BlackRock, based in the US but offering fund products globally, has most of its funds domiciled in European cities such as Luxembourg and Dublin.
This is in line with the practice of other international fund houses. Although many use Hong Kong to sell fund products across Asia, most such funds were not domiciled in the city. Of the 1,700 or so authorised funds in the city, only about 300 are Hong Kong-domiciled, partly due to structural and tax issues.
McCombe said companies liked to locate their funds in Dublin or Luxembourg as these funds could be sold globally in many markets. But he said those funds that were tailored for Hong Kong or mainland investors, such as mid-cap Hong Kong stock funds, would be best suited to be in the city.
The firm already has 14 exchange-traded funds domiciled in Hong Kong.
"We are interested in introducing more Hong Kong-domiciled mutual funds to show our commitment to Hong Kong and to attract more investors in the region," he said.
BlackRock's interest in boosting its use of Hong Kong dovetails with proposals announced in the February budget to make the city a "world fund factory".
Financial Secretary John Tsang Chun-wah said in his budget speech that the government would propose law changes to extend profit tax exemptions to offshore private equity funds. He also wants to allow Hong Kong funds to set up as open-ended investment firms instead of trusts, as required under existing rules.

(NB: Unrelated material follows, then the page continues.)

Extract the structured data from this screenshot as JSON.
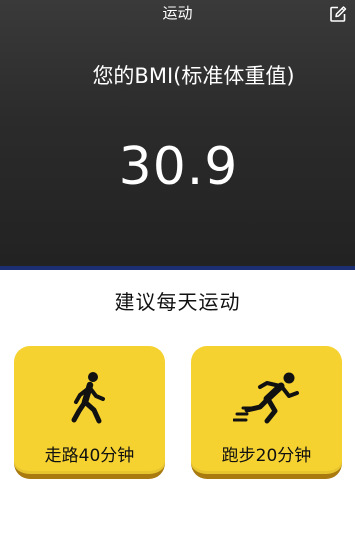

In addition, Tsang said, the government was in talks with mainland authorities on the cross-border selling of funds, meaning Hong Kong-domiciled funds could be sold on the mainland and mainland funds could be sold in Hong Kong.
"These proposals would definitely help enhance Hong Kong's attractiveness to the international fund companies," McCombe said. Allowing Hong Kong-domiciled funds to be sold in the mainland was particularly attractive, he said.
McCombe also said he was expanding his investment team in the city to trade Hong Kong stocks for BlackRock's global funds.